Through seven games, the 2020 NFL Draft hopeful leads the Sun Belt Conference in passing yardage (2,091) and is tied for the most touchdown passes (18). His early-season highlights include a breakout game against Southern Mississippi, in which he threw for 504 yards and four touchdowns, and a 384-yard, three-touchdown performance against the formidable Arkansas State Red Wolves.

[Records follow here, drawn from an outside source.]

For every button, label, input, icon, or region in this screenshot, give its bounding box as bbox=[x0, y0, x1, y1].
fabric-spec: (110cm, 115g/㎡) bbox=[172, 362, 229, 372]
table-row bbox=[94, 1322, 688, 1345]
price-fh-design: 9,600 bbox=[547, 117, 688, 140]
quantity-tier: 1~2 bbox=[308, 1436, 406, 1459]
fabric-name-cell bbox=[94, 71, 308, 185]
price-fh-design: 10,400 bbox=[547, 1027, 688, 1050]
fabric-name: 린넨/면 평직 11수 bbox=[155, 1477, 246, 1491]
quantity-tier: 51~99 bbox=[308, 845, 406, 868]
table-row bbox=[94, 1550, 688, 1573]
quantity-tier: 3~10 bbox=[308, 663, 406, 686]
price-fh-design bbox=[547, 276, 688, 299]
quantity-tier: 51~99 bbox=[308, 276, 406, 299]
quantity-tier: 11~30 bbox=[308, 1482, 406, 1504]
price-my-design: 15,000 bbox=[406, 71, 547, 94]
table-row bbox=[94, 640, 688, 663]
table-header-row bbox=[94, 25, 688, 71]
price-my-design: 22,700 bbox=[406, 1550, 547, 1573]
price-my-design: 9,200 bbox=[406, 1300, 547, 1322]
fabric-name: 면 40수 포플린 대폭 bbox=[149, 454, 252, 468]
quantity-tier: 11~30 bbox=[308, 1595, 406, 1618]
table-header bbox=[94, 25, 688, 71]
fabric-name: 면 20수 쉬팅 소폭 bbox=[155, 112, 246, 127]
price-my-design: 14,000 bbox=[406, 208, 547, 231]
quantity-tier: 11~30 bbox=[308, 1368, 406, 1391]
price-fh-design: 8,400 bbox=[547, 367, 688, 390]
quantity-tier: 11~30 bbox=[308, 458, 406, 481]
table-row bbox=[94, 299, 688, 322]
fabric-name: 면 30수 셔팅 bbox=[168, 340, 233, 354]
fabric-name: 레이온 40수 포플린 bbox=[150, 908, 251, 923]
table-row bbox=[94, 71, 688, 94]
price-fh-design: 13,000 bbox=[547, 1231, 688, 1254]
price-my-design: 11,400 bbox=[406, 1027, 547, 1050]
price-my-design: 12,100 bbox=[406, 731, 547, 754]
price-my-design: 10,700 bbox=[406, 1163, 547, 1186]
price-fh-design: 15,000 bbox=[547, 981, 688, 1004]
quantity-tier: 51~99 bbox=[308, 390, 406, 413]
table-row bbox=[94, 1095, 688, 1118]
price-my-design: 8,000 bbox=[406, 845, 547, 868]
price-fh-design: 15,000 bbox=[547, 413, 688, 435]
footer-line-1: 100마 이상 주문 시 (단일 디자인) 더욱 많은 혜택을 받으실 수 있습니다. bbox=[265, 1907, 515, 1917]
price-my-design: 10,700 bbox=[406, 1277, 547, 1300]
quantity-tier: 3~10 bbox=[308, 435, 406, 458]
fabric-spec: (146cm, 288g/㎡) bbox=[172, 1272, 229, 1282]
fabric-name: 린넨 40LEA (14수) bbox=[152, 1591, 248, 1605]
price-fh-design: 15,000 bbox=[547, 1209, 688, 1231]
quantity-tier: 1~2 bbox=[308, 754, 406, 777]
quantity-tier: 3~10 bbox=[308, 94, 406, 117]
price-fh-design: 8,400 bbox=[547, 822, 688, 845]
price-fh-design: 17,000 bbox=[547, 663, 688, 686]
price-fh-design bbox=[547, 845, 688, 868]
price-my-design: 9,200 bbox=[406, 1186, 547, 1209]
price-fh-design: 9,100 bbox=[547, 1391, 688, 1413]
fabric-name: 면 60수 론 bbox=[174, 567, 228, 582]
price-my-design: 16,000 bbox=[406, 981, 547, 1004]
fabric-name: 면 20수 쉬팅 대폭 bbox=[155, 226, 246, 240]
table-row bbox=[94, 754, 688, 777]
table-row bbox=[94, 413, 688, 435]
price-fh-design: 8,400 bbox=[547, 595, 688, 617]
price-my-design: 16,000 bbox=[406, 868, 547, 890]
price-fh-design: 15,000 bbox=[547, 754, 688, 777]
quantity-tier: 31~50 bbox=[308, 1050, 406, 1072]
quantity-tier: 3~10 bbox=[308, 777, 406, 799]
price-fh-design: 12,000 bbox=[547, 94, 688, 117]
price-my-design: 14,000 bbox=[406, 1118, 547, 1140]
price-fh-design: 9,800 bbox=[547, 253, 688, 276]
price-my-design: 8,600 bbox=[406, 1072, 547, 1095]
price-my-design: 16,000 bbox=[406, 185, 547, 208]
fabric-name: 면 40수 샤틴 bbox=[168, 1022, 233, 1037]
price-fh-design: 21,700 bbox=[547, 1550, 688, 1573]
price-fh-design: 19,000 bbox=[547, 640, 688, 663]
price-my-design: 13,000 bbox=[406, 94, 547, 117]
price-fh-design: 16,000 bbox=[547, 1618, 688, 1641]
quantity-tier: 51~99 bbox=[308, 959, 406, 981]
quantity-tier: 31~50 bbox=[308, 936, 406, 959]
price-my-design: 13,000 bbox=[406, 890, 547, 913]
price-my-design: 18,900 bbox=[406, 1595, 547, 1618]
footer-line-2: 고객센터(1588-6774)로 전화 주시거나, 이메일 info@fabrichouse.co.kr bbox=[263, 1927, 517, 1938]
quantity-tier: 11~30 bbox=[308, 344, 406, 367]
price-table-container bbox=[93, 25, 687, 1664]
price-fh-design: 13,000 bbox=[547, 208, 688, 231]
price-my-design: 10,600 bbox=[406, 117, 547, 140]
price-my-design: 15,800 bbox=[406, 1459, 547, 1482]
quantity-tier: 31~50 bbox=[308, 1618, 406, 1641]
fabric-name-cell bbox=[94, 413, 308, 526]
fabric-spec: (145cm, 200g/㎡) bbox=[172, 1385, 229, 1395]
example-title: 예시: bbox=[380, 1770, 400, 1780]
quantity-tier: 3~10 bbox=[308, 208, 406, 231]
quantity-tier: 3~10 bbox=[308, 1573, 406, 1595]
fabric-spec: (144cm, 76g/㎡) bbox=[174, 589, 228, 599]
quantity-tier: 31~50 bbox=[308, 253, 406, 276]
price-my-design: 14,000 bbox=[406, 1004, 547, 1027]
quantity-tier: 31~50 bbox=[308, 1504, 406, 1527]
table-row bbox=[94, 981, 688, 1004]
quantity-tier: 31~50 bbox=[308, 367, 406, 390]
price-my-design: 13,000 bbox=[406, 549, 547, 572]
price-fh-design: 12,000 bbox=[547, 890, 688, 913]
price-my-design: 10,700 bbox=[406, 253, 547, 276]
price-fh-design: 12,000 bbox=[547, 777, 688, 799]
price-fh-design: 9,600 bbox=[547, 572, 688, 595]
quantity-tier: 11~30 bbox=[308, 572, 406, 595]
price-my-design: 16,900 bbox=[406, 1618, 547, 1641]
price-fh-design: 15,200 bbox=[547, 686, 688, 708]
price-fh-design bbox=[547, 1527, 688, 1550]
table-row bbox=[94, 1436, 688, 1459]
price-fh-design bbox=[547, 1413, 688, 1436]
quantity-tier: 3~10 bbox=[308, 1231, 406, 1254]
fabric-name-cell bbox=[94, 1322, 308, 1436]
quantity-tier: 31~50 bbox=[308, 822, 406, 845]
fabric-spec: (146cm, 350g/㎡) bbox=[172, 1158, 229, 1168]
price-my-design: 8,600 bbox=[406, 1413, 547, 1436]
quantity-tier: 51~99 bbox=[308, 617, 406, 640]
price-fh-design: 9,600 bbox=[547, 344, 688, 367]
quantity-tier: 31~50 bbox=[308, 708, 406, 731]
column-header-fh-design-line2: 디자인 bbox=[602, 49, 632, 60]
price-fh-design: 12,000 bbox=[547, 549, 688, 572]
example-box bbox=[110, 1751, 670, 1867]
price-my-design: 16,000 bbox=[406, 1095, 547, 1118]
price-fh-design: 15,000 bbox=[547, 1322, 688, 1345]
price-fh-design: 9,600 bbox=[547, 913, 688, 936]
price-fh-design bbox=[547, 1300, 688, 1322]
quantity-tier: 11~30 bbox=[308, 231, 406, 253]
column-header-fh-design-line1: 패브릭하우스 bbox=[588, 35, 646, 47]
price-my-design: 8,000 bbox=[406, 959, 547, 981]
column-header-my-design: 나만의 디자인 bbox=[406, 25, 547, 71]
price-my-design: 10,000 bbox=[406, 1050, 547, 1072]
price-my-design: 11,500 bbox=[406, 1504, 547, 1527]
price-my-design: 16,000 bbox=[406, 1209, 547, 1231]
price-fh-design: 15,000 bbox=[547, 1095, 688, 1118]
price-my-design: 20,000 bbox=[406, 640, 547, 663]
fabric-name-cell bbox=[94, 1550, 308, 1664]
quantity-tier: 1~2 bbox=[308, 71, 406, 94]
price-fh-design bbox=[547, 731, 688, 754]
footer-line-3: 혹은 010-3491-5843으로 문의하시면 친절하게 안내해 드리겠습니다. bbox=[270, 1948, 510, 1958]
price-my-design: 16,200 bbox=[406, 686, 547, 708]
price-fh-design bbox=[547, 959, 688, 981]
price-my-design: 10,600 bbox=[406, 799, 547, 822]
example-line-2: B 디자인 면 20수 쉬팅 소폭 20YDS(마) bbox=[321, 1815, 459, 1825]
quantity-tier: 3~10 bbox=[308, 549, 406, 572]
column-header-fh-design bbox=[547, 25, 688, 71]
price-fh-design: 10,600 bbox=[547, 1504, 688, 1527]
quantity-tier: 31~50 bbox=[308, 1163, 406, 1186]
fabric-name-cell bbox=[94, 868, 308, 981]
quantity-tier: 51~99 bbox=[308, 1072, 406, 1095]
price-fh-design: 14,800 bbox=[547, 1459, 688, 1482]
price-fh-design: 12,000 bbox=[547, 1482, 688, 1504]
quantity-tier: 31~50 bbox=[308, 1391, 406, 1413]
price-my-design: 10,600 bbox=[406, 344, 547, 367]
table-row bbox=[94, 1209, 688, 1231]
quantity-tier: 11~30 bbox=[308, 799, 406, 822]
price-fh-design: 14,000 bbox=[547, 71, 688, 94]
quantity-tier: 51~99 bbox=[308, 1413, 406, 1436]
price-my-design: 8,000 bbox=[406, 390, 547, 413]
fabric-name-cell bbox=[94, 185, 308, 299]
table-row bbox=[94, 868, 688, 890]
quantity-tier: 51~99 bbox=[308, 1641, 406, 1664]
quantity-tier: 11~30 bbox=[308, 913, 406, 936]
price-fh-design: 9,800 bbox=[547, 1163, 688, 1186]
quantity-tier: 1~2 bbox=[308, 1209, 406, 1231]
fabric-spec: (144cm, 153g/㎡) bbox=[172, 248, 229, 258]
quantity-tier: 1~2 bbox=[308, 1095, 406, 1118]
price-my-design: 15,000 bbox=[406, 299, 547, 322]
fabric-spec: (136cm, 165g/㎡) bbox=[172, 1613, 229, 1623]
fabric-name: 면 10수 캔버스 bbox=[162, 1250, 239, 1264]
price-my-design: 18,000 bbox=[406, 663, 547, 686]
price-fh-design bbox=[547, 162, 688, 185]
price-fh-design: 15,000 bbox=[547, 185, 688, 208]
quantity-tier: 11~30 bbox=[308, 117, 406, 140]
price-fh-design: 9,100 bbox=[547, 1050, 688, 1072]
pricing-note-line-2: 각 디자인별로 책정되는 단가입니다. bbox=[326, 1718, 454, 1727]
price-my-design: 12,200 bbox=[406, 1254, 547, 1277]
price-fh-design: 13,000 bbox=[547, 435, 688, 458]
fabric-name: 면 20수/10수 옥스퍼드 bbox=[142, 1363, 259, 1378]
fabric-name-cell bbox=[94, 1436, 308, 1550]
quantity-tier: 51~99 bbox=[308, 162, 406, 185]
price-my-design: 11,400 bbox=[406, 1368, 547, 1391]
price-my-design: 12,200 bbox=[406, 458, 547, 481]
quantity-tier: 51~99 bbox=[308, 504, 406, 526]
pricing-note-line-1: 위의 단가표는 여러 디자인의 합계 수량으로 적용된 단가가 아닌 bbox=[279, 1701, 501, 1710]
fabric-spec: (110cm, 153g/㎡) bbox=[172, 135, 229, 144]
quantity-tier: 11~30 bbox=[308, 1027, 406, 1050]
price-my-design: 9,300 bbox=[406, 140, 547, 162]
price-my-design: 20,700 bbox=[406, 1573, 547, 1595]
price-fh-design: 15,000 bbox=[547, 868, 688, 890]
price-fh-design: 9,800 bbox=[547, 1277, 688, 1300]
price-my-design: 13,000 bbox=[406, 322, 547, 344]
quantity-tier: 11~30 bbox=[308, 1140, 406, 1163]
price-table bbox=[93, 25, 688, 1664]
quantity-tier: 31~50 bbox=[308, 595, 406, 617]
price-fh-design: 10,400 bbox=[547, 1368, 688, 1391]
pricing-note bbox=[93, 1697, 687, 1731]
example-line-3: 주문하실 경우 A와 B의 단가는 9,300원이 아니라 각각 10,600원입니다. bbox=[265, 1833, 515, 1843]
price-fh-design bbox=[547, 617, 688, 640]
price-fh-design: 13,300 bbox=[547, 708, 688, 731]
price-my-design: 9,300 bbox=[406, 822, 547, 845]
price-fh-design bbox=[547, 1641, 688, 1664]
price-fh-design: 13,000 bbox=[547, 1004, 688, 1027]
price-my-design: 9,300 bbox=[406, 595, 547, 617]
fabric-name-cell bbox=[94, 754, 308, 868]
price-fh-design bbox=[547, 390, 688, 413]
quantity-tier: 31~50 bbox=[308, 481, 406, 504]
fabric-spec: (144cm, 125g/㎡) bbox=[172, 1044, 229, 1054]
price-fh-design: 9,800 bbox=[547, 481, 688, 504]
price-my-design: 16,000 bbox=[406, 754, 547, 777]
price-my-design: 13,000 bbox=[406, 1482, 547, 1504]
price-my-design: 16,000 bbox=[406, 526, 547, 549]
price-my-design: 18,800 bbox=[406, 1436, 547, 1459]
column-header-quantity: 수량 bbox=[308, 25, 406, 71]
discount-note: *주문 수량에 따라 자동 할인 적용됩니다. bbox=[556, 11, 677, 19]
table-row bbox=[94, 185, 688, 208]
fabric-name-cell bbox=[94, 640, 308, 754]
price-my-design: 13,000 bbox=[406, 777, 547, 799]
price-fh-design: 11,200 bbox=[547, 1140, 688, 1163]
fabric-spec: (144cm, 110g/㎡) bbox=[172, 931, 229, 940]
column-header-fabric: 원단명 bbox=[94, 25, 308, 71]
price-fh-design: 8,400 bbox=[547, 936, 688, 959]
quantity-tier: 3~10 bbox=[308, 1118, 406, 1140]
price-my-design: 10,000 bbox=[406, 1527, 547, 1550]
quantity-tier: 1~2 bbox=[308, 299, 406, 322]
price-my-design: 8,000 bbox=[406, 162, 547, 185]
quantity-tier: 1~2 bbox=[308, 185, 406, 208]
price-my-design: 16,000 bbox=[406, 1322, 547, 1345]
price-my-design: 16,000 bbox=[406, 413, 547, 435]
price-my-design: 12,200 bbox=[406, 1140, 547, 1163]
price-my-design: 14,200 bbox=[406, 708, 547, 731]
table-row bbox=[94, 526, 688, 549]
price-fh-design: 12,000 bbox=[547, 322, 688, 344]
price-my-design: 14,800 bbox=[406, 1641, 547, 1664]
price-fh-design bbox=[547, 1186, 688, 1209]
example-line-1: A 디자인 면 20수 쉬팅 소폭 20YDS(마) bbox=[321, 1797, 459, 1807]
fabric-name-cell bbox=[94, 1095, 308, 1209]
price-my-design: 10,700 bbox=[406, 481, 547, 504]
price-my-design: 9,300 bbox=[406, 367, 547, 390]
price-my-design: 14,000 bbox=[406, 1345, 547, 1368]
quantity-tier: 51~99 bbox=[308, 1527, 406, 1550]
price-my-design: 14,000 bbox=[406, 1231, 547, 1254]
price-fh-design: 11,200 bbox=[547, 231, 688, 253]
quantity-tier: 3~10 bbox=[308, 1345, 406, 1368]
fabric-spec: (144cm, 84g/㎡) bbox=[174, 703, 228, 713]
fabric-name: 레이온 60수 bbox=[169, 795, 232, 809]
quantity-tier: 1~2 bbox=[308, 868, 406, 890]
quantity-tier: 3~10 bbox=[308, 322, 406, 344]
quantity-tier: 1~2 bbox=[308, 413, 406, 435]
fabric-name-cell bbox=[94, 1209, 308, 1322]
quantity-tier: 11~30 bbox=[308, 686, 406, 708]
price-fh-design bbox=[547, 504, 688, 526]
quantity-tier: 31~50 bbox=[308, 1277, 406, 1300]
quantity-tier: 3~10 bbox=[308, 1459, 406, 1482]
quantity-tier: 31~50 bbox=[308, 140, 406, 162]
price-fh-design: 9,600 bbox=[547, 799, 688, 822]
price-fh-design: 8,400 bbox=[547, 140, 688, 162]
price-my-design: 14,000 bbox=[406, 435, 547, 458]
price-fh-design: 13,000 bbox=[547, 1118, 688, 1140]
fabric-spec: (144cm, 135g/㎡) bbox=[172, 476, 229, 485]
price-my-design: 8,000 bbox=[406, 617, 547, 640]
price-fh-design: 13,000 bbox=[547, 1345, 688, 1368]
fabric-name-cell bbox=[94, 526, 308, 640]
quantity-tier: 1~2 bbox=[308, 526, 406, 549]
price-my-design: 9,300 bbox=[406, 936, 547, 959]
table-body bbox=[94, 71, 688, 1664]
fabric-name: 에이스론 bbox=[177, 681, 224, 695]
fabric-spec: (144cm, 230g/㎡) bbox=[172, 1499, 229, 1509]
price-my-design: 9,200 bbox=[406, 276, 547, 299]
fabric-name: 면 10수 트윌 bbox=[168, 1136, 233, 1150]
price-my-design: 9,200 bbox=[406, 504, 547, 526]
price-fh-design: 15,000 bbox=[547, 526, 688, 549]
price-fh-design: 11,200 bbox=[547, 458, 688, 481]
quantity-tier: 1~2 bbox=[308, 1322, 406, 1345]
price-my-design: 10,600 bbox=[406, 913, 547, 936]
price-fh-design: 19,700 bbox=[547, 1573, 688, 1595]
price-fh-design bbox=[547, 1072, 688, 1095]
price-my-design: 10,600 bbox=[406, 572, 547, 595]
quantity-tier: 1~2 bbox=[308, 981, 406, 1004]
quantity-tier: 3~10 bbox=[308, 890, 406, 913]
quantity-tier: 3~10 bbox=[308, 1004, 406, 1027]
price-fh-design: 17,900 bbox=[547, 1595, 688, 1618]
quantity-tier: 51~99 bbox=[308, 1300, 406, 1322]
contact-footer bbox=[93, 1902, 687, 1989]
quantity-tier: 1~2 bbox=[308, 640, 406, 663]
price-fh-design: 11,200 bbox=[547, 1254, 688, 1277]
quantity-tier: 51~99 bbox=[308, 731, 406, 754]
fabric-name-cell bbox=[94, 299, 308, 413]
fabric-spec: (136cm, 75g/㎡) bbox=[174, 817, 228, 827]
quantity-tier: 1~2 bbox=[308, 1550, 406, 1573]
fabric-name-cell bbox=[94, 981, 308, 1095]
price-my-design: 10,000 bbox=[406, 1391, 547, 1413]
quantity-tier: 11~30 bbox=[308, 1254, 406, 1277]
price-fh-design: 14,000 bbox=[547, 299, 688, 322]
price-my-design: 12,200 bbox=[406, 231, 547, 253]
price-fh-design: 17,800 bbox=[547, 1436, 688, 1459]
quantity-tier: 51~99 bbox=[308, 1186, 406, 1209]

Barker looks more comfortable at the helm with each passing week, most recently amassing a 421-yard, two-touchdown showing in a landslide victory over Georgia State. He finished with a career-best 75.6 completion percentage.
2020 NFL Draft outlook
When assessing Troy QB Kaleb Barker, it’s blatantly obvious that he is far from a finished product. He hasn’t even scratched the surface of how good he can be if he plays to his capabilities.
Looking ahead to the NFL Draft, Barker is a late-round prospect that NFL teams will want to take a chance on. For one, he has shown continual growth in every game. His pocket awareness has improved significantly, along with his footwork and throwing mechanics. Gone are the days where he wouldn’t set his feet, relying purely on his athleticism and arm strength to fit the ball in where he wanted it. Under Lindsey’s tutelage, Barker is evolving into a dynamic quarterback.
Some evaluators are sure to be enticed by Barker’s remarkable maturity, as the senior is already married, seamlessly adapted to new coaches, and fought back from a serious knee injury to lead his respective conference in passing when the chips were down.
There are some areas of his game that need to improve, namely accuracy and his ability to read some of the more elaborate defenses, but the tantalizing athleticism should ultimately get him selected as a day 3 prospect on draft day next April in Las Vegas.